In Utopia (1516), Thomas More imagines an apparently perfect island society in which citizens share a common language and way of life. It is a text riddled with ambiguities, paradoxes and verbal games: ‘utopia’ itself translates as both ‘no-place’ and ‘good-place’. The book has repeatedly frustrated readers' attempts to decipher its message. Confusion of Tongues: Art and the Limits of Language brings into dialogue artists who – in ways similar to More – explore the power of language to complicate and withhold meaning. As viewers, we are invited to imagine through and beyond the spoken and written word, to think and re-think, to look and look again.
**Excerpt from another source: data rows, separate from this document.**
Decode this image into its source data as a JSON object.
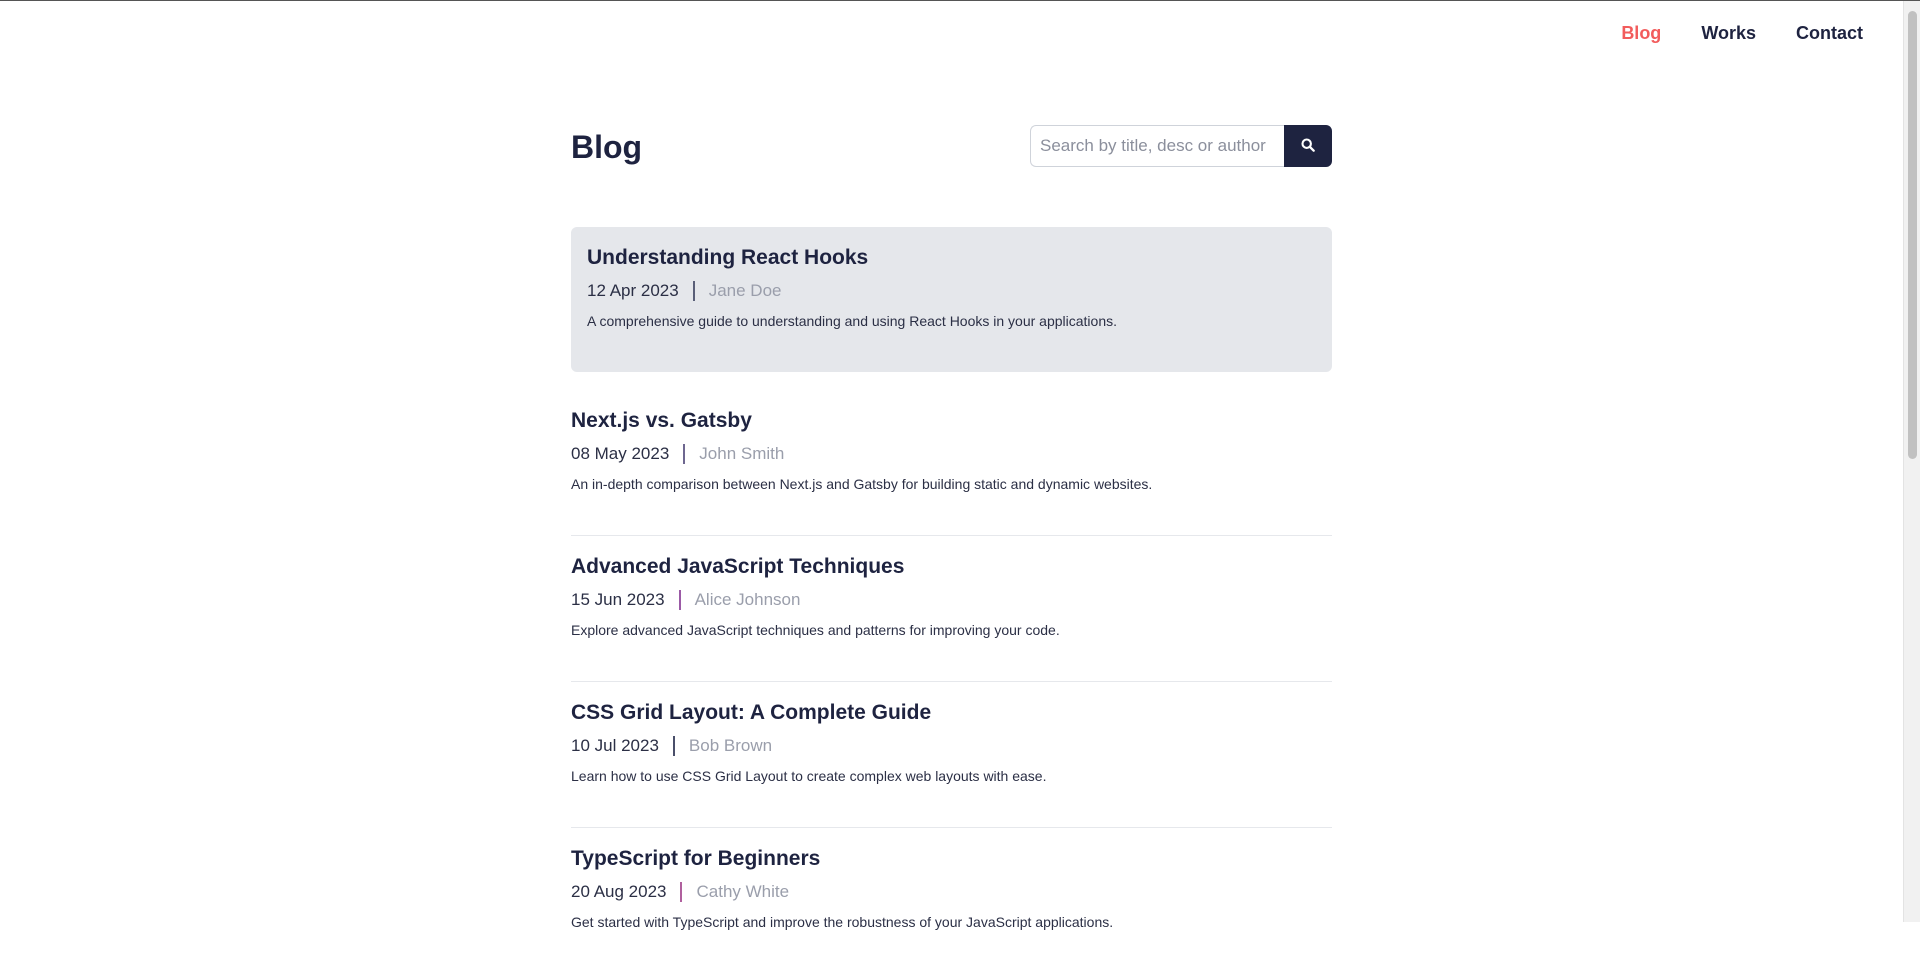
{
  "nav": {
    "items": [
      {
        "label": "Blog",
        "active": true
      },
      {
        "label": "Works",
        "active": false
      },
      {
        "label": "Contact",
        "active": false
      }
    ]
  },
  "page": {
    "title": "Blog"
  },
  "search": {
    "placeholder": "Search by title, desc or author",
    "value": "",
    "icon": "search-icon"
  },
  "posts": [
    {
      "title": "Understanding React Hooks",
      "date": "12 Apr 2023",
      "author": "Jane Doe",
      "description": "A comprehensive guide to understanding and using React Hooks in your applications.",
      "separator_color": "#5a5f78"
    },
    {
      "title": "Next.js vs. Gatsby",
      "date": "08 May 2023",
      "author": "John Smith",
      "description": "An in-depth comparison between Next.js and Gatsby for building static and dynamic websites.",
      "separator_color": "#6e6790"
    },
    {
      "title": "Advanced JavaScript Techniques",
      "date": "15 Jun 2023",
      "author": "Alice Johnson",
      "description": "Explore advanced JavaScript techniques and patterns for improving your code.",
      "separator_color": "#9b5aa6"
    },
    {
      "title": "CSS Grid Layout: A Complete Guide",
      "date": "10 Jul 2023",
      "author": "Bob Brown",
      "description": "Learn how to use CSS Grid Layout to create complex web layouts with ease.",
      "separator_color": "#4a4f6a"
    },
    {
      "title": "TypeScript for Beginners",
      "date": "20 Aug 2023",
      "author": "Cathy White",
      "description": "Get started with TypeScript and improve the robustness of your JavaScript applications.",
      "separator_color": "#b0609e"
    }
  ],
  "colors": {
    "accent": "#f25c5c",
    "primary": "#1e2340",
    "featured_bg": "#e5e7eb",
    "muted": "#9a9eab"
  }
}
This exhibition highlights the limits of language as a means of communication, yet it also suggests that within misunderstanding, difference and distance there exists a powerful space for creativity and imagination. It unites major works from The Courtauld Gallery’s own collection and the Arts Council Collection.
INCLUDING WORKS BY SUSAN HILLER, IMOGEN STIDWORTHY, PAVEL BÜCHLER, MOHINI CHANDRA, DAVID ROBILLIARD, HAMISH FULTON, FIONA BANNER, MAARTEN DE VOS AND OSKAR KOKOSCHKA.
Confusion of Tongues: Art and the Limits of Language is part of UTOPIA 2016: A Year of Imagination and Possibility, at Somerset House – a vibrant programme of special events, exhibitions, new commissions and activities celebrating the 500th anniversary of Thomas More’s Utopia.